A brief summary of the two systems:
DBM awards players from 0 to 10 victory points per game, so you just count these over the course of the competition, and the player with the most points wins.
Win/draw/loss (WDL) ranks competitors by several criteria, starting with the number of wins they have, i.e. highest number of wins is ranked higher. Any with an equal number of wins were then ranked by highest number of draws, or, to put it another way, by lowest number of losses. If still equal they were then ranked by accumulated victory points, again the more VP’s the higher the rank.
Both systems use the ranking in the previous round to resolve any remaining ties, i.e. the higher ranked player remains higher.
Both of these systems have been used for DBM in the past, VP’s most recently being used in Hamilton (1996) and Palmerston North (apparently in 1995 – I thought at the time it was WDL, [so did I – Ed] but I’ve been corrected), and WDL at Christchurch (1994), and also for all the competitions at NatCons in 1987 and 1990, so both are well known to gamers [plus Auckland in 1997 obviously! – Ed].
The strengths and weaknesses of the two systems are closely related. The least important factor is complexity. WDL looks more complicated, but recent history shows it is still easy for players to understand, and even run by themselves – at NatCon 1987 some of the competitions did the entire draw for themselves after seeing it used for only the first round! So complexity is not really a problem.
The major bone of contention is the difference in emphasis each system puts on WINNING.
The weakness of the VP system is that DBM can give you the same score for a win or a draw, or a loss!!! So the VP system simply doesn’t care if you win, lose or draw. For example I had a 7-3 draw and a 3-7 loss at NatCon, among others. Using VPs the 7 points I got for a draw are worth exactly the same as the 7 points my other opponent got for beating me! In DBM it is possible to have any score as a win/loss or a draw – all the way from 5-5 to 10-0 – should 10 points from a draw be worth the same as 10 points from a win? In the unlikely event of a 5-5 win/loss result, both players would receive the same points, despite the fact that one lost and the other won! These results are extremes of the system, but they have occurred overseas and in friendly games in New Zealand, so they’ll crop up at NatCon one day too!
Winning is the major criteria in the WDL system, with draws and victory points used to resolve ties.

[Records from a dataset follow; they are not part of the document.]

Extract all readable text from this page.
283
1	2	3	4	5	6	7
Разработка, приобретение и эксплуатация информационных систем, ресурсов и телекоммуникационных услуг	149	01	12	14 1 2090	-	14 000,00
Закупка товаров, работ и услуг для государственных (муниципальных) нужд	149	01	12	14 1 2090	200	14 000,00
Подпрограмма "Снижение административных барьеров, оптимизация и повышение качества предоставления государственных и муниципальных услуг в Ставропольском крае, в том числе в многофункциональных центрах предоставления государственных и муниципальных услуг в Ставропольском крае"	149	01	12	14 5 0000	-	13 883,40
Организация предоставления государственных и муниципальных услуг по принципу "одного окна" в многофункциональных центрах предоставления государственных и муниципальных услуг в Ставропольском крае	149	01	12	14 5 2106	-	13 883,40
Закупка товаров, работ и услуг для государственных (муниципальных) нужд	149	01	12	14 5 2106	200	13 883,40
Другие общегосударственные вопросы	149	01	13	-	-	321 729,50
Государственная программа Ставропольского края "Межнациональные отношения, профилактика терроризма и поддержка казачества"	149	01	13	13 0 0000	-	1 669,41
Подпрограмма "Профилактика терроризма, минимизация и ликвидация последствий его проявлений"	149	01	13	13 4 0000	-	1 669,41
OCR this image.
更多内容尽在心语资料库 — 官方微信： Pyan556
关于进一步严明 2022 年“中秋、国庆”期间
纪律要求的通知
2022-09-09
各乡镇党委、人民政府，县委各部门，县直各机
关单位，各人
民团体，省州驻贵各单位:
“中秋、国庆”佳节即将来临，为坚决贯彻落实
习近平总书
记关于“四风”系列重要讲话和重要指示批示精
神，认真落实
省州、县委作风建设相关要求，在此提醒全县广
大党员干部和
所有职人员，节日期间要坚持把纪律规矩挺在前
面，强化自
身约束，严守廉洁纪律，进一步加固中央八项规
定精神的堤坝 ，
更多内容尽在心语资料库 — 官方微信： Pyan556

Some critics persist in arguing that it ignores draws and victory points, but they either don’t understand the system, despite repeated explanations, or they’re just lying! The number of draws, losses and victory points are all used to sort out ranking’s between players who have an equal number of wins. In 1994 the DBM winner (Tim Driver – who was 2nd this year) had 5 wins and a draw, and the 2nd placed player 5 wins and a loss – who says draws are not important???? It’s also possible that a single VP could decide between two players, so how important would a 10-0 be instead of a 9-1 in that case? Players using this system are forced to do their utmost to win every game, and to win them all by as high a margin as possible.
DBM tournament games simulate that rarity the “fair and open battle”. The purpose of “fair and open battle”, to quote Phil Barker (admittedly from 7th edition) is solely “to crush the enemy’s ability to resist and destroy his political existence” – i.e. to annihilate them on the battlefield. Because winning is the only aim in a “fair and open battle” it should be our aim in a tournament too! The nicest thing that can be said about a draw is that at least it’s not a loss. A draw should not, and cannot be, equated to a win, not even a “good” draw” with a “bad” win.
Proponents of the VP system like to argue that there are many armies which have similar problems to the Greeks – i.e. poor chance of actually winning. So what? The Greeks (to use the example to hand) were not “competitive” outside Greece until the Macedonians made them so, why should they be competitive in a tournament? Tournaments are to find out who’s the best, and should not be rigged to smooth over the problems that armies have!
No doubt someone out there thinks that this article shows the worst of a “win at all costs” attitude. That reasoning is also a cop out. The reason we have National tournaments is to determine a winner, and the winner should clearly be the best player. Players are entitled to take these things seriously – many have spent hundreds of dollars getting there, and everyone wants to do as well as possible. By all means have friendly matches and enjoy yourself, but don’t confuse that with the reason for the tournament!
WDL requires the winner to win virtually every game he plays. He will have DEFEATED the other good players! This is a better basis for determining a National Champion than simply whoever managed the most “winning draws”!!
by Mike Campbell – AATB No.6 July 1997.